The rain that had accompanied me throughout my journey from Pitlochry seemed to have passed, so while plenty of clouds still lingered overhead I was hopeful that it would improve. Willowherb and thistle lined the track, though these are normally considered summer flowers, which indicated that spring was now passing and summer would soon begin. Eventually I reached a junction on the forestry track where the familiar thistle icon now appeared on top of wooden posts to mark the route of the Southern Upland Way on the Duntercleuch alternative. There was no change in the scenery, though blue sky now appeared overhead, until I emerged from the conifer plantation and began to descend into the valley of Wanlock Water. In the past this valley was a centre of lead mining and at the head of the valley is the village of Wanlockhead, the highest village in Scotland. Overlooking the village is Lowther Hill where a radar station dominates the scene and from four miles away I could see its huge golf ball like structure that prompted memories of my walk last year to come flooding back as the sun came out to illuminate the valley. After all the bad weather that I had suffered while in Scotland it felt wonderful to be walking in warm sunshine through a valley that had been a highlight of my walk last year on the Southern Upland Way.

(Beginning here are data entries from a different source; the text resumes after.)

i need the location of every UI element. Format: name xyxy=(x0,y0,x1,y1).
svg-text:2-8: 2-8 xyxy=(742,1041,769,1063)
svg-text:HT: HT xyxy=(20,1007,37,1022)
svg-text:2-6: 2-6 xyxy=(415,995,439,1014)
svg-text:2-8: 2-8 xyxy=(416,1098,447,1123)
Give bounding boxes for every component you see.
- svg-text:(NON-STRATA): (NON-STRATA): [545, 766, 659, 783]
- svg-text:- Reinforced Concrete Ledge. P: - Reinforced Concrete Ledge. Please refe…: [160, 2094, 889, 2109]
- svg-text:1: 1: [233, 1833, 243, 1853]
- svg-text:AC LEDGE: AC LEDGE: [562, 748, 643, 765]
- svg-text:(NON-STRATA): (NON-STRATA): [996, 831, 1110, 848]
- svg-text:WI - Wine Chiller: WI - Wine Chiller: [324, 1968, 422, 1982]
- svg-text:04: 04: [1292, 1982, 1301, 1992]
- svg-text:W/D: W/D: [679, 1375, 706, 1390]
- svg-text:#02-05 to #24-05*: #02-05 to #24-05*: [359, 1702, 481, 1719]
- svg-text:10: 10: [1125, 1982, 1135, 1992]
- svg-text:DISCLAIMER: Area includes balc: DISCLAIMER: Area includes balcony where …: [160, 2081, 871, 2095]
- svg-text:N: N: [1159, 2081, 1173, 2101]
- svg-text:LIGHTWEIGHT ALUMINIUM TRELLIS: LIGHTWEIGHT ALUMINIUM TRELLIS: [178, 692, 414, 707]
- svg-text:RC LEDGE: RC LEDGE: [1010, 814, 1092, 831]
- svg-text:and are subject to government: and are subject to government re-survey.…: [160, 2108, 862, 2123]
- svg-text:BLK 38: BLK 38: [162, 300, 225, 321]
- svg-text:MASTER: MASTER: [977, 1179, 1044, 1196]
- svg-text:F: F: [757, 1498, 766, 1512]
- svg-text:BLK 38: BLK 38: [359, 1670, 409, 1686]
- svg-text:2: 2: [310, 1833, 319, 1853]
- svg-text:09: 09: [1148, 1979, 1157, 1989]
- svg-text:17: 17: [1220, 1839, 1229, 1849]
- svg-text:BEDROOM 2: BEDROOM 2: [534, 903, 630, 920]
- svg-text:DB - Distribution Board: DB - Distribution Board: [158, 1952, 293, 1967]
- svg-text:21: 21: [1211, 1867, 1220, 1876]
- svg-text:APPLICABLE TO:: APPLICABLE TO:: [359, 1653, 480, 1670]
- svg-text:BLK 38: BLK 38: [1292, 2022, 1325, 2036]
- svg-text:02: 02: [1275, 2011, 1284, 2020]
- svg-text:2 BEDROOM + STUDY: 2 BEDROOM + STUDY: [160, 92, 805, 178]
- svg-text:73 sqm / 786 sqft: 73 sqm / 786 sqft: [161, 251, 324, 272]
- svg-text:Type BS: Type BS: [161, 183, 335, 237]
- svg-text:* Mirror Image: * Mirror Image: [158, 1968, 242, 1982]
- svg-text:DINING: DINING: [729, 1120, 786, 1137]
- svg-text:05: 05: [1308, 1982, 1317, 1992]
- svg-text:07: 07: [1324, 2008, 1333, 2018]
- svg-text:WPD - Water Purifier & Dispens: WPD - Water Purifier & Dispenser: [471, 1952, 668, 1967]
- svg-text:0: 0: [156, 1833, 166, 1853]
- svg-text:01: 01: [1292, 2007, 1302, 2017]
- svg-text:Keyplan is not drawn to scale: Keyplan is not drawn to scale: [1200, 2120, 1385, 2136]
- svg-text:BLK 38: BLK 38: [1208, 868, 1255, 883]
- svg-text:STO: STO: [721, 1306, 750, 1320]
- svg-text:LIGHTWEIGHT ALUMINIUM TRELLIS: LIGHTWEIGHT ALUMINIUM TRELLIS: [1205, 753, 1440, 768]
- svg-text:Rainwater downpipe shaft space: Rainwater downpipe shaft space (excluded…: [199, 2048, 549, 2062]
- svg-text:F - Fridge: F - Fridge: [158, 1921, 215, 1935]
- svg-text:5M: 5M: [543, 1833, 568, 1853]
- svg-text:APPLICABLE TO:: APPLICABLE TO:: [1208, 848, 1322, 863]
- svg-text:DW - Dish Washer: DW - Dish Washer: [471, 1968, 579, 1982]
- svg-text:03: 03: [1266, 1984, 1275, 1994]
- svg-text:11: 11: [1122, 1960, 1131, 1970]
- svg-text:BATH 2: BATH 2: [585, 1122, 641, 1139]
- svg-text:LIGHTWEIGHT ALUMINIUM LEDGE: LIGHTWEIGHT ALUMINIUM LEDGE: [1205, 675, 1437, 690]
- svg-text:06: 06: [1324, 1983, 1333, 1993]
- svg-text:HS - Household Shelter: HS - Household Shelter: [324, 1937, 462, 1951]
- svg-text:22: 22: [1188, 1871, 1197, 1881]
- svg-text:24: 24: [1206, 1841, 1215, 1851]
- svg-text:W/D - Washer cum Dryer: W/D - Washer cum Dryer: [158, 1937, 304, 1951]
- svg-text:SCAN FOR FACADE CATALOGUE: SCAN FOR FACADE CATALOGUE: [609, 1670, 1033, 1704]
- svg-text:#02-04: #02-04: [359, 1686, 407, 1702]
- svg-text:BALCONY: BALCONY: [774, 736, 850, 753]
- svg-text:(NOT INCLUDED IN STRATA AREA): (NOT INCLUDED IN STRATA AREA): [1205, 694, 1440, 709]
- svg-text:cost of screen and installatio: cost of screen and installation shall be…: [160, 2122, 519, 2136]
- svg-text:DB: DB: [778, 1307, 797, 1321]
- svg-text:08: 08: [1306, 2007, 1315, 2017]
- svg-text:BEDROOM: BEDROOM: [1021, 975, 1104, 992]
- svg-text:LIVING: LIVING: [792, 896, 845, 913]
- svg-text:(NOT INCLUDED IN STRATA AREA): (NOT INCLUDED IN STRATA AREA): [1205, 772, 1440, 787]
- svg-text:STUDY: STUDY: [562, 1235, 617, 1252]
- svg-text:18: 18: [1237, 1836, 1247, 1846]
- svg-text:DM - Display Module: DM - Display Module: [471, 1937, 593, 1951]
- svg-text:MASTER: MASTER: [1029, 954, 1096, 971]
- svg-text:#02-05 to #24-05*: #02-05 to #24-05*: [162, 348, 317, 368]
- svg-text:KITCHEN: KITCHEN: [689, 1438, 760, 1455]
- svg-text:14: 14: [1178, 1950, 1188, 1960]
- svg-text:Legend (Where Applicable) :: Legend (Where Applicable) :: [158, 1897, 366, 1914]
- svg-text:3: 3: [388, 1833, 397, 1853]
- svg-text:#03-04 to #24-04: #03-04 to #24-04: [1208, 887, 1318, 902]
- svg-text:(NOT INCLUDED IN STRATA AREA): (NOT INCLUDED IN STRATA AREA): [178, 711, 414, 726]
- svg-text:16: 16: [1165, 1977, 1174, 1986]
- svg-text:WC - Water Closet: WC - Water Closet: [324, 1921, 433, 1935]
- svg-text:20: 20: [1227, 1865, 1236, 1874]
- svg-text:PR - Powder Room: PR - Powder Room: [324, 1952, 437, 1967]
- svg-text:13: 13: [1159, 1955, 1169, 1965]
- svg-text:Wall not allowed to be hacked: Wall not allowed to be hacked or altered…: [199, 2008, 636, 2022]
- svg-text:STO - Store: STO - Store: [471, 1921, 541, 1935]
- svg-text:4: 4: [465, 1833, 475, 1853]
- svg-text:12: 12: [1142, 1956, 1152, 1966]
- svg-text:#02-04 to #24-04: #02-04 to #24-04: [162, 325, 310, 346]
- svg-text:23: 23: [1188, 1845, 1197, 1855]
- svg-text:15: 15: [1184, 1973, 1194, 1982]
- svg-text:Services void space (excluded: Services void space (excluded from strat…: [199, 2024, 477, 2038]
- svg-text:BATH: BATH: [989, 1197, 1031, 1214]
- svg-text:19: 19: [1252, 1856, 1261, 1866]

A glorious walk through the valley of Wanlock Water brought me to the signpost that marks the main route of the Southern Upland Way as it comes down into the valley, so in amongst the remains of lead mining that used to be undertaken in this valley, I turned right to cross the river and retrace my steps up the side of the hill on a well-engineered path that slowly climbs Glengaber Hill. The grassy path took me over the hill and down into the valley of Cogs Burn passed the ruins of Cogshead, but of more interest to me was the word that appeared on the next signpost, ultreia, which indicates that ahead is the location of a kist, though not precisely where. There are many of these sculptured kists on the Southern Upland Way and inside is a hoard of hidden treasure, specially minted coins that you can collect if you can find the kist. When I passed through Cogshead last year I was unable to find the kist at Cogshead despite much searching so I was keen have another attempt now and walked up and down the track several times carefully hunting for it until eventually the location was given away by a plastic tub on the ground. The coins are often stored inside the kists in containers such as these and looking up I immediately saw the kist hidden away. Inside were some coins and the lid for the tub, however I didn’t take one as I already had a coin for Cogshead having found it at the next kist on the Eastern Lowthers. I returned the coins to the plastic tub and put that back into the kist before heading off along the Southern Upland Way happy to have found the kist.


I now resumed my walk by taking the alternative route of the Southern Upland Way, which branches off the main route at Cogshead, with lingering looks behind me of the isolated valley head as I followed the track slowly climbing out of the valley. In sunny, but windy, weather I had a relaxing walk along forestry tracks whose only obstacles were two locked gates that I had to climb over and eventually brought me back to my car. This was a lovely walk but a little too short, though that just meant I was able to spend time in Sanquhar looking around the Tolbooth Museum. The weather was good once the rain had cleared and I enjoyed the opportunity to revisit places that I had visited while on the Southern Upland Way last year, and especially finding the kist that I had failed to find before. The day after I started to do a walk up the Eastern Lowthers starting from the top of the Dalveen Pass, initially to look for the kist there as, although I found it last year, the coin I took away with me was actually the one for Cogshead. It was sunny when I started but dark clouds soon came over and by the time I reached the kist it was raining heavily. When I found kist was empty, no coins, my enthusiasm for a walk was ruined. The ever-present, strong winds were making walking very tiring despite hoping that I would be sheltered from the westerlies on the eastern slopes of the Lowther Hills, so I abandoned the walk just as I had done with many hill walks on this holiday and drove home.